With this new definition from IFRS 16, some contracts that do not contain a lease today may meet the definition of a lease, and vice versa.  Using the new definition, we can use the following three key evaluations to assess whether a contract is a lease or not:

  • Is there an identified asset? 

asset is explicitly identified in the contract (unless the supplier has substantive substitution right throughout the period of use) or is implicitly specified by being identified at the time that the asset is made available for use by the customer

  • Does the customer have the right to obtain substantially all of the economic benefits from use of the identified asset throughout the period of use?

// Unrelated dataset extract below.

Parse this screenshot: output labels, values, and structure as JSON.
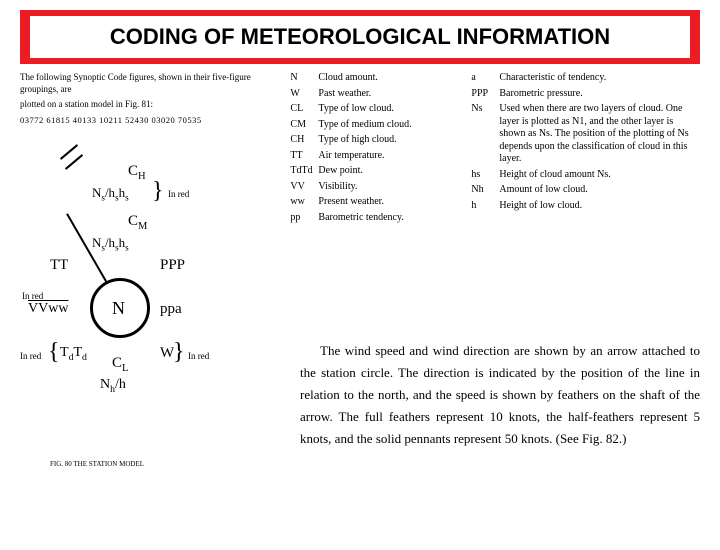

whether the customer has the right to obtain substantially all of the economic benefits from use of the identified asset throughout the period of use such as by using, holding or sub-leasing the asset

  • Does the customer have the right to direct the use of the identified asset throughout the period of use?

whether the customer has the right to direct the use of an identified asset such as when the customer has the right to direct 'how and for what purpose' the asset is being used throughout the period of use

If all of these key questions are satisfied, such contract falls under the definition of a lease, hence, IFRS 16 should be applied.

 

Understanding the Discount Rate 

In applying IFRS 16, it is important to determine the appropriate discount rates.  This is required to determine the present value of the lease payments used to measure a lessee's lease liability and to determine the lease classification for a lessor and to measure a lessor's net investment in a lease.

 

For lessees, the lease payments are required to be discounted using either of the following (as defined in IFRS 16):

  • implicit interest rate in the lease (if can be readily determined) - the rate of interest that causes the present value of (a) the lease payments and (b) the unguaranteed residual value to equal the sum of (i) the fair value of the underlying asset and (ii) any initial direct costs of the lessor
  • lessee's incremental borrowing rate - the rate of interest that a lessee would have to pay to borrow over a similar term, and with a similar security, the funds necessary to obtain an asset of a similar value to the right-of-use asset in a similar economic environment

A lessee will need to determine a discount rate for virtually every lease to which it applies the lessee accounting model in IFRS 16.  However, discount rate may not need to be determined for a lease if:

 

  • a lessee applies the recognition exemption for either a short-term or a low-value asset lease
  • all lease payments are made on (or prior to) the commencement date of the lease, or
  • all lease payments are variable and not dependent on an index or rate

For lessors, the discount rate will always be the interest rate implicit in the lease.

 

Applying IFRS 16 in Interim Financial Statements

IFRS 16 must first be applied to accounting periods beginning on or after January 1, 2019 including interim periods on or after that date.  The application of IFRS 16 to those interim periods will broadly follow the requirements of IFRS 16 except in one key respect - variable lease payments.

The new standard requires a variable lease payment, provided it is not in-substance fixed or based on an index or rate, to be recognized in profit or loss in the period  in which the triggering event or condition occurs.  In other words, a variable lease payment would only be recognized in the interim period in which the event that crystallizes the payment occurs.

 

*Point of conflict:

The requirement of the new standard may be construed as in direct conflict with the requirement of IAS 34, Interim Financial Reporting, which requires a variable lease payment to be recognized if it is expected that the event will occur before the end of the current annual reporting period.

 

*Our view

When preparing a set of interim financial statements under IAS 34, the IAS 34 approach should be taken to ensure the interim financial statements are compliant with IAS 34.  However, given the evident conflict, it is not possible to entirely rule out an IFRS 16 approach.  Hence, the preparers should exercise careful judgment in selecting the appropriate accounting policy.